As ruas de Hong Kong foram este domingo tomadas por uma maré de quase dois milhões de pessoas. As reivindicações pela anulação da legislação que prevê a extradição para o “continente” – leia-se China – de qualquer cidadão suspeito de ter cometido um crime continuam a abalar a cidade. A pressão dos manifestantes levou mesmo Carrie Lam, líder do Governo da região administrativa especial, a emitir um pedido de desculpas.
Lam admitiu “deficiências” na forma do Governo lidar com o processo que levou a “controvérsias e disputas na sociedade, causando dissabores e preocupações entre as pessoas”. “[Lam] pede desculpa ao povo de Hong Kong e promete adotar uma atitude sincera e humilde por forma a aceitar as críticas e a melhorar a forma como serve os cidadãos”, refere a nota emitida ontem pelo Governo.

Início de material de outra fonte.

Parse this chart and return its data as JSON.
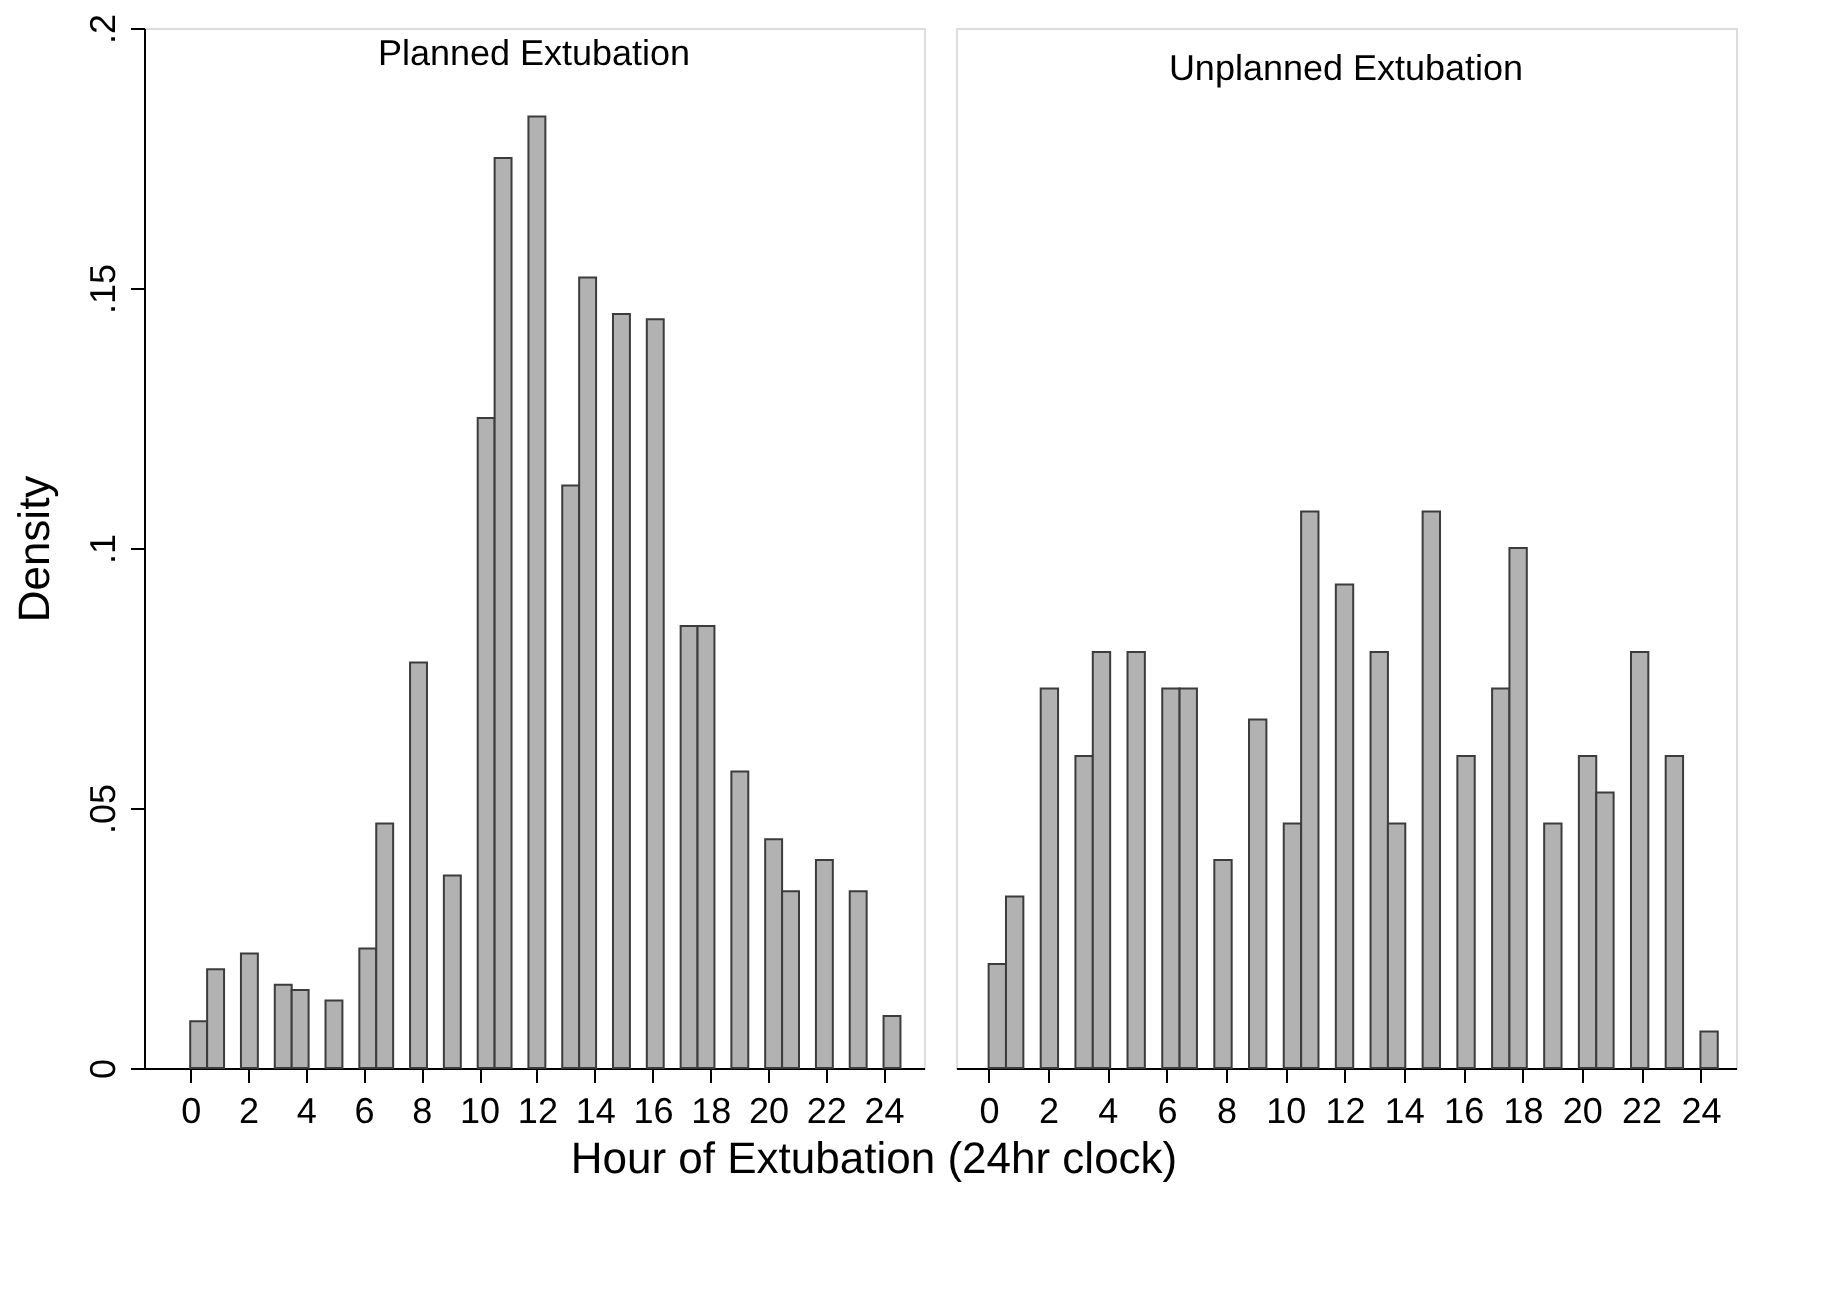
{
  "chart_data": [
    {
      "type": "histogram",
      "title": "Planned Extubation",
      "xlabel": "Hour of Extubation (24hr clock)",
      "ylabel": "Density",
      "color": "#b2b2b2",
      "bins": [
        0,
        0.585,
        1.171,
        1.756,
        2.341,
        2.927,
        3.512,
        4.098,
        4.683,
        5.268,
        5.854,
        6.439,
        7.024,
        7.61,
        8.195,
        8.78,
        9.366,
        9.951,
        10.537,
        11.122,
        11.707,
        12.293,
        12.878,
        13.463,
        14.049,
        14.634,
        15.22,
        15.805,
        16.39,
        16.976,
        17.561,
        18.146,
        18.732,
        19.317,
        19.902,
        20.488,
        21.073,
        21.659,
        22.244,
        22.829,
        23.415,
        24.0,
        24.585
      ],
      "values": [
        0.009,
        0.019,
        0,
        0.022,
        0,
        0.016,
        0.015,
        0,
        0.013,
        0,
        0.023,
        0.047,
        0,
        0.078,
        0,
        0.037,
        0,
        0.125,
        0.175,
        0,
        0.183,
        0,
        0.112,
        0.152,
        0,
        0.145,
        0,
        0.144,
        0,
        0.085,
        0.085,
        0,
        0.057,
        0,
        0.044,
        0.034,
        0,
        0.04,
        0,
        0.034,
        0,
        0.01
      ],
      "xlim": [
        -1.6,
        25.4
      ],
      "xticks": [
        0,
        2,
        4,
        6,
        8,
        10,
        12,
        14,
        16,
        18,
        20,
        22,
        24
      ],
      "ylim": [
        0,
        0.2
      ],
      "yticks": [
        0,
        {
          "value": 0.05,
          "label": ".05"
        },
        {
          "value": 0.1,
          "label": ".1"
        },
        {
          "value": 0.15,
          "label": ".15"
        },
        {
          "value": 0.2,
          "label": ".2"
        }
      ],
      "grid": false
    },
    {
      "type": "histogram",
      "title": "Unplanned Extubation",
      "color": "#b2b2b2",
      "bins": [
        0,
        0.585,
        1.171,
        1.756,
        2.341,
        2.927,
        3.512,
        4.098,
        4.683,
        5.268,
        5.854,
        6.439,
        7.024,
        7.61,
        8.195,
        8.78,
        9.366,
        9.951,
        10.537,
        11.122,
        11.707,
        12.293,
        12.878,
        13.463,
        14.049,
        14.634,
        15.22,
        15.805,
        16.39,
        16.976,
        17.561,
        18.146,
        18.732,
        19.317,
        19.902,
        20.488,
        21.073,
        21.659,
        22.244,
        22.829,
        23.415,
        24.0,
        24.585
      ],
      "values": [
        0.02,
        0.033,
        0,
        0.073,
        0,
        0.06,
        0.08,
        0,
        0.08,
        0,
        0.073,
        0.073,
        0,
        0.04,
        0,
        0.067,
        0,
        0.047,
        0.107,
        0,
        0.093,
        0,
        0.08,
        0.047,
        0,
        0.107,
        0,
        0.06,
        0,
        0.073,
        0.1,
        0,
        0.047,
        0,
        0.06,
        0.053,
        0,
        0.08,
        0,
        0.06,
        0,
        0.007
      ],
      "xlim": [
        -1.1,
        25.2
      ],
      "xticks": [
        0,
        2,
        4,
        6,
        8,
        10,
        12,
        14,
        16,
        18,
        20,
        22,
        24
      ],
      "ylim": [
        0,
        0.2
      ],
      "tick_labels": "x",
      "grid": false
    }
  ]
}
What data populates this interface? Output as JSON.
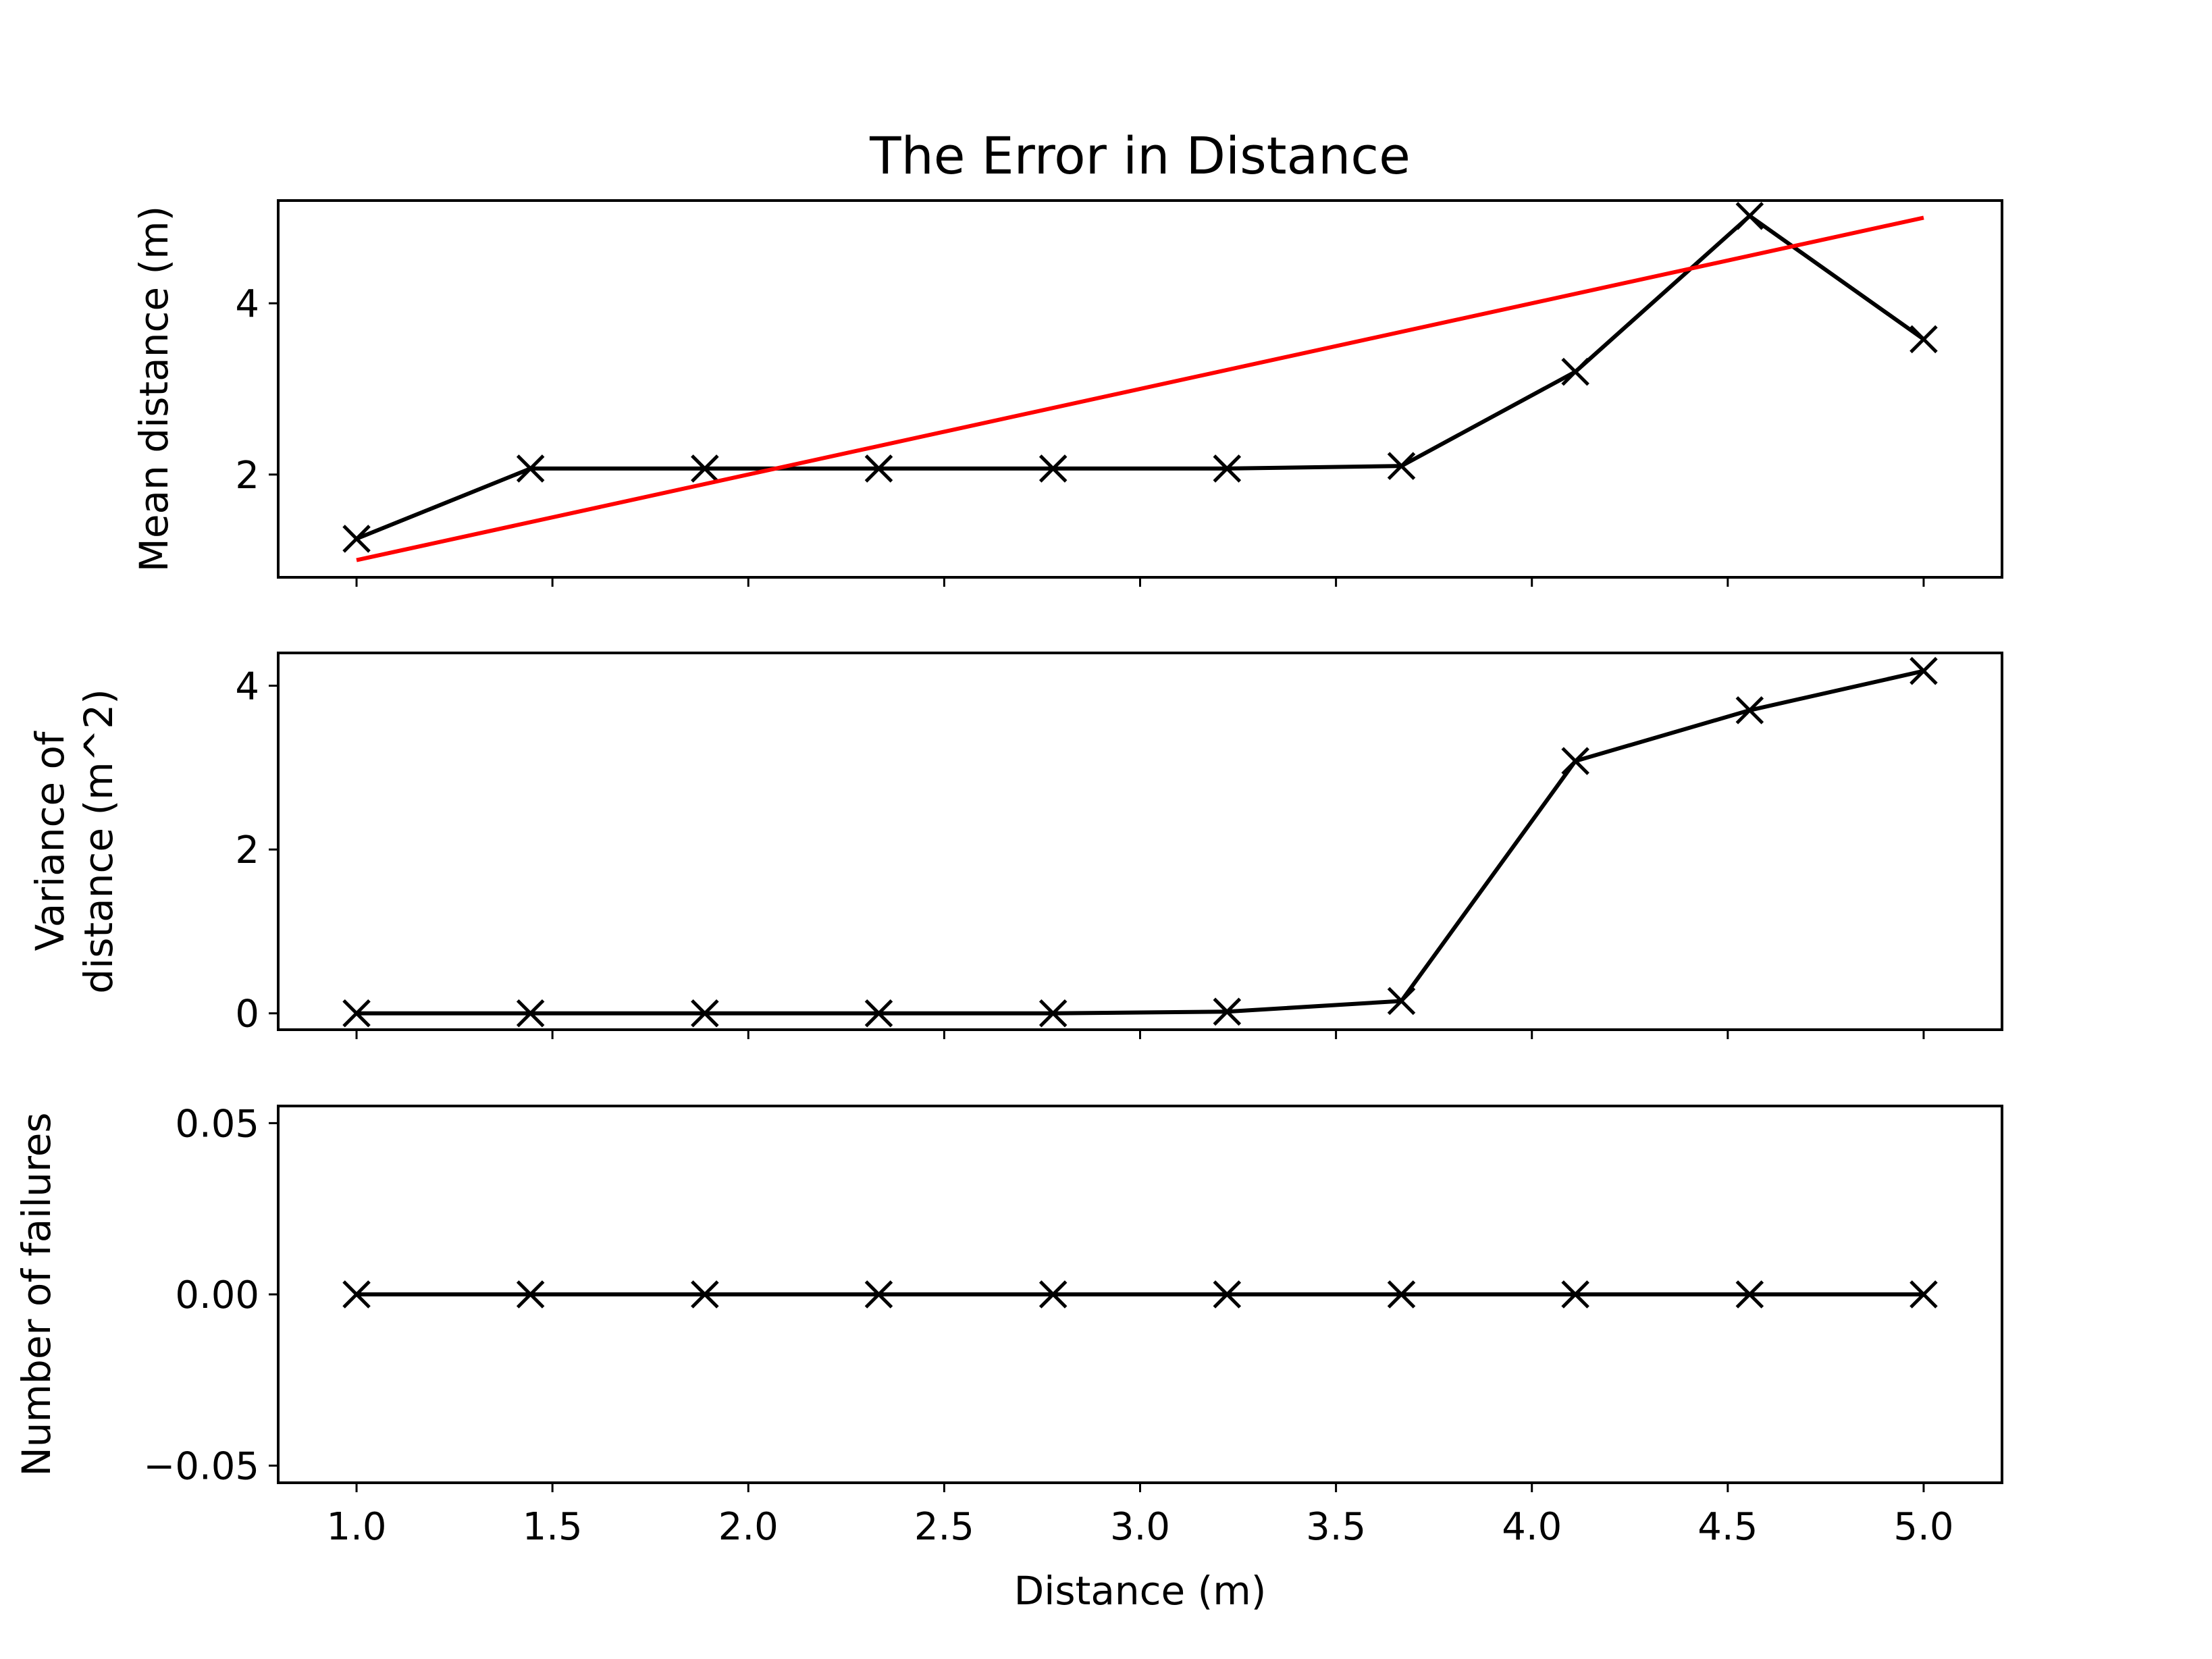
{
  "chart_data": [
    {
      "type": "line",
      "title": "The Error in Distance",
      "xlabel": "",
      "ylabel": "Mean distance (m)",
      "xlim": [
        0.8,
        5.2
      ],
      "ylim": [
        0.8,
        5.2
      ],
      "yticks": [
        2,
        4
      ],
      "ytick_labels": [
        "2",
        "4"
      ],
      "xticks": [
        1.0,
        1.5,
        2.0,
        2.5,
        3.0,
        3.5,
        4.0,
        4.5,
        5.0
      ],
      "xtick_labels": [],
      "series": [
        {
          "color": "#000000",
          "marker": "x",
          "x": [
            1.0,
            1.444,
            1.889,
            2.333,
            2.778,
            3.222,
            3.667,
            4.111,
            4.556,
            5.0
          ],
          "y": [
            1.25,
            2.07,
            2.07,
            2.07,
            2.07,
            2.07,
            2.1,
            3.2,
            5.02,
            3.58
          ]
        },
        {
          "color": "#ff0000",
          "marker": "none",
          "x": [
            1.0,
            5.0
          ],
          "y": [
            1.0,
            5.0
          ]
        }
      ],
      "grid": false,
      "legend": "none"
    },
    {
      "type": "line",
      "title": "",
      "xlabel": "",
      "ylabel": "Variance of\ndistance (m^2)",
      "ylabel_lines": [
        "Variance of",
        "distance (m^2)"
      ],
      "xlim": [
        0.8,
        5.2
      ],
      "ylim": [
        -0.2,
        4.4
      ],
      "yticks": [
        0,
        2,
        4
      ],
      "ytick_labels": [
        "0",
        "2",
        "4"
      ],
      "xticks": [
        1.0,
        1.5,
        2.0,
        2.5,
        3.0,
        3.5,
        4.0,
        4.5,
        5.0
      ],
      "xtick_labels": [],
      "series": [
        {
          "color": "#000000",
          "marker": "x",
          "x": [
            1.0,
            1.444,
            1.889,
            2.333,
            2.778,
            3.222,
            3.667,
            4.111,
            4.556,
            5.0
          ],
          "y": [
            0.0,
            0.0,
            0.0,
            0.0,
            0.0,
            0.02,
            0.15,
            3.08,
            3.7,
            4.18
          ]
        }
      ],
      "grid": false,
      "legend": "none"
    },
    {
      "type": "line",
      "title": "",
      "xlabel": "Distance (m)",
      "ylabel": "Number of failures",
      "xlim": [
        0.8,
        5.2
      ],
      "ylim": [
        -0.055,
        0.055
      ],
      "yticks": [
        -0.05,
        0.0,
        0.05
      ],
      "ytick_labels": [
        "−0.05",
        "0.00",
        "0.05"
      ],
      "xticks": [
        1.0,
        1.5,
        2.0,
        2.5,
        3.0,
        3.5,
        4.0,
        4.5,
        5.0
      ],
      "xtick_labels": [
        "1.0",
        "1.5",
        "2.0",
        "2.5",
        "3.0",
        "3.5",
        "4.0",
        "4.5",
        "5.0"
      ],
      "series": [
        {
          "color": "#000000",
          "marker": "x",
          "x": [
            1.0,
            1.444,
            1.889,
            2.333,
            2.778,
            3.222,
            3.667,
            4.111,
            4.556,
            5.0
          ],
          "y": [
            0,
            0,
            0,
            0,
            0,
            0,
            0,
            0,
            0,
            0
          ]
        }
      ],
      "grid": false,
      "legend": "none"
    }
  ]
}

A lei de extradição foi no sábado suspensa indefinidamente por Lam, depois de na semana passada terem eclodido confrontos entre manifestantes e as autoridades, com estas últimas a reprimirem violentamente os primeiros.
Sem garantias de a lei ter sido mesmo suspensa, os manifestantes voltaram a pressionar o Governo de Lam ao saírem ontem à rua no centro da cidade. Exigiram o fim da violência, e o abandono definitivo da lei. “Adiamento não é cancelamento”, lia-se numa das tantas faixas empunhadas pela multidão em marcha. Muitos dos manifestantes – vestidos de preto – seguravam cravos brancos e letreiros onde se liam “os estudantes não fizeram motins”.
No sábado, Lam recusou-se a pedir desculpa pela violência e hostilizou ainda mais quem protestou nas ruas da cidade, classificando os protestos como “motins organizados”. Esta não é a opinião da diretora da Amnistia Internacional de Hong Kong, Man-Kei Tam, que criticou a brutalidade da resposta policial de quarta-feira: “A polícia aproveitou os atos violentos de uma pequena minoria como pretexto para usar força excessiva contra a grande maioria de manifestantes pacíficos”.
Neste domingo, os manifestantes voltaram a apontar o dedo a Lam e a protestar contra a violência das forças de segurança. Catherine Cheung, manifestante de 16 anos, disse à Reuters, que Lam “é uma líder terrível, cheia de mentiras. Acho que o adiamento da lei é um truque para nos acalmar.” Opinião partilhada por uma outra manifestante, agora de 18 anos: “Suspender a lei, mas não a cancelar é como segurar uma faca sobre a cabeça de alguém e dizer: ‘Eu não te vou matar agora’. Mas posso fazê-lo a qualquer altura”.
O pedido de desculpas de Lam parece não ter convencido quem participa nestes protestos: Bonnie Leung, um dos organizadores da marcha, disse à Aljazeera que o pedido de desculpa não tem qualquer significado e não respondeu a algumas das questões essenciais que levaram milhões de pessoas às ruas, como a atuação das forças policiais na quarta-feira. “O povo de Hong Kong está cansado de ouvir mentiras por parte dos seus representantes. Quanto mais sinceros dizem ser, mais revoltados ficamos. O pedido de desculpas [de Lam] só lançou mais achas na fogueira”, afirmou.
Hong Kong tem um estatuto administrativo especial dentro do antigo Império do Meio, depois de ter sido um protetorado britânico até 1997, quando a soberania foi transferida para a China, sob o acordo “um país, dois sistemas”. O princípio constitucional que deu o estatuto semi-autónomo a Hong Kong foi formulado pelo antigo Presidente chinês, Deng Xiaoping, e deu autonomia legal, económica e financeira, inclusive a independência para formar relações comerciais com outros países, às regiões administrativas.